Pu er Mandarine
Keeping pu er tea in a small tangerine was a nice way to arrange the tea by naturally giving it a citrus note that alleviates the sometimes heavy and humid side of ripe pu er or shu cha. Thus was born this tradition of putting pu er shu cha in a mandarin. Now it has become an art where both must be of good quality to interact over the years. The tangerine was not chosen at random associated with the pu er, food in China being the first medicine ... Both have digestive properties. We find the body of pu er shu cha with velvety without any bitterness and astringency, consistency in the aromatic bouquet oak moss and humus, relatively straight to which is added this zesty gourmet note mandarin slightly acidic complementing the flavors of tea.

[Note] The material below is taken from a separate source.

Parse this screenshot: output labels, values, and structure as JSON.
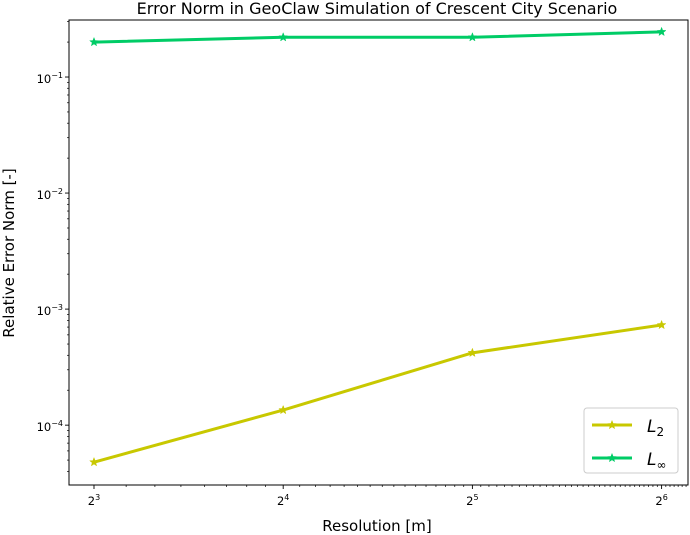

Take a slightly bulging teaspoon by a 20cl bowl or cup or a 15cl gong fu cha teapot.
Use hot water around 90°C
Put in your teapot the tea and add a small piece of broken mandarin peel if you want to accentuate the citrus side. For a preparation in a western teapot or in a mug, you can use the paper filters that are easy to remove once the tea is brewed: the S filters for mug or bowl or the L filters for teapot.
Leave to infuse for 4 to 5 minutes in a classic teapot, you can then infuse the tea a second time for up to 10 minutes.
Leave to infuse for about 1 minute in a gong fu cha teapot, then add more water each time until the tea is used up.
It is proposed in its original red metal box.